"The government has built a national security and intelligence system so big, so complex and so hard to manage; no one really knows if it's fulfilling its most important purpose: keeping its citizens safe."
These were the opening lines of the Washington Post’s Top Secret America
report published last week. The report used anonymous sources and leaked classified material to lift the lid on the true extent of America’s spy game. Today the world looks on as Wikileaks
, the infamous whistleblowing website, the New York Times and the Guardian release the Afghan War Diary
, a document of raw intelligence calculated to leave military officials furious. It seems that for all the secrecy, laws and paranoia, old fashioned whistleblowing will never be laid to rest.
In an interview with TED
Julian Assange, the man behind Wikileaks, explains why he feels it is right to encourage the leaking of secret information. He maintains that the more money an organisation spends on trying to conceal information, the more good it is likely to do if leaked. For Assange, leaked intelligence reveals the true state of governments, their human rights abuses, and their activities, it’s what the ‘history of journalism is’.
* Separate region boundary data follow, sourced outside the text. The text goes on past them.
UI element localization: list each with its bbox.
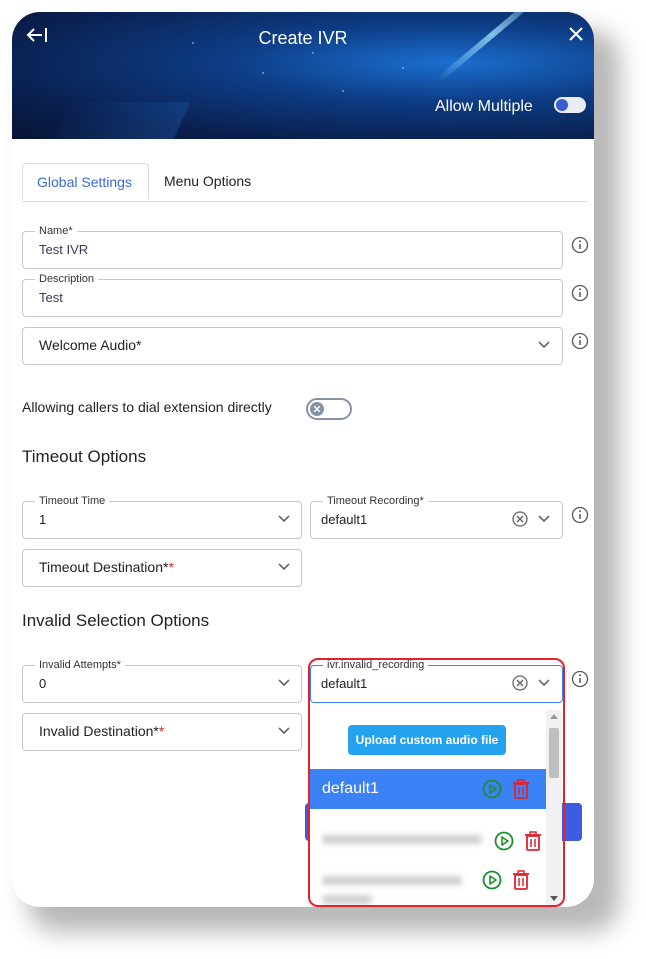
page-title: Create IVR — [258, 28, 348, 48]
chevron-down-icon — [278, 563, 290, 571]
decorative-dot — [312, 52, 314, 54]
info-icon[interactable] — [571, 284, 589, 302]
x-icon — [314, 406, 320, 412]
chevron-down-icon — [538, 515, 550, 523]
close-icon[interactable] — [568, 26, 584, 42]
name-field-label: Name* — [35, 224, 77, 238]
invalid-destination-select[interactable]: Invalid Destination** — [22, 713, 302, 751]
invalid-attempts-label: Invalid Attempts* — [35, 658, 125, 672]
welcome-audio-select[interactable]: Welcome Audio* — [22, 327, 563, 365]
timeout-time-value: 1 — [39, 512, 47, 527]
dial-extension-label: Allowing callers to dial extension direc… — [22, 399, 272, 415]
tab-bar: Global Settings Menu Options — [22, 163, 588, 202]
decorative-shape — [33, 102, 191, 139]
invalid-selection-heading: Invalid Selection Options — [22, 611, 210, 630]
timeout-time-select[interactable]: Timeout Time 1 — [22, 494, 302, 539]
decorative-dot — [262, 72, 264, 74]
invalid-attempts-value: 0 — [39, 676, 47, 691]
tab-menu-options[interactable]: Menu Options — [150, 163, 265, 200]
create-ivr-panel: Create IVR Allow Multiple Global Setting… — [12, 12, 594, 907]
name-field-value: Test IVR — [39, 242, 89, 257]
timeout-recording-label: Timeout Recording* — [323, 494, 428, 508]
decorative-dot — [342, 90, 344, 92]
chevron-down-icon — [278, 515, 290, 523]
timeout-recording-value: default1 — [321, 512, 368, 527]
timeout-time-label: Timeout Time — [35, 494, 110, 508]
invalid-destination-placeholder: Invalid Destination** — [39, 723, 165, 739]
timeout-destination-select[interactable]: Timeout Destination** — [22, 549, 302, 587]
invalid-attempts-select[interactable]: Invalid Attempts* 0 — [22, 658, 302, 703]
timeout-options-heading: Timeout Options — [22, 447, 147, 466]
timeout-destination-placeholder: Timeout Destination** — [39, 559, 174, 575]
allow-multiple-label: Allow Multiple — [435, 98, 533, 115]
tab-global-settings[interactable]: Global Settings — [22, 163, 149, 200]
name-field[interactable]: Name* Test IVR — [22, 224, 563, 269]
toggle-knob — [556, 99, 568, 111]
chevron-down-icon — [278, 727, 290, 735]
info-icon[interactable] — [571, 670, 589, 688]
info-icon[interactable] — [571, 506, 589, 524]
timeout-recording-select[interactable]: Timeout Recording* default1 — [310, 494, 563, 539]
dial-extension-toggle[interactable] — [306, 398, 352, 420]
welcome-audio-placeholder: Welcome Audio* — [39, 337, 142, 353]
chevron-down-icon — [538, 341, 550, 349]
info-icon[interactable] — [571, 332, 589, 350]
description-field-value: Test — [39, 290, 63, 305]
info-icon[interactable] — [571, 236, 589, 254]
highlight-annotation — [308, 658, 565, 907]
decorative-dot — [402, 67, 404, 69]
description-field-label: Description — [35, 272, 99, 286]
description-field[interactable]: Description Test — [22, 272, 563, 317]
chevron-down-icon — [278, 679, 290, 687]
header-banner: Create IVR Allow Multiple — [12, 12, 594, 139]
clear-icon[interactable] — [512, 511, 528, 527]
allow-multiple-toggle[interactable] — [554, 97, 586, 113]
On the media’s role in making information available to the public, Assange maintains that “the rest of the world's media is doing such a bad job that a little group of activists is able to release more of that type of information [classified documents] than the rest of the world press combined.”
That sounds like a challenge to us Julian! In the spirit of free speech we vow to leak all classified information that comes into our hands, protecting our sources of course.
First one to release screen shots of Cameron’s inbox wins our undying respect.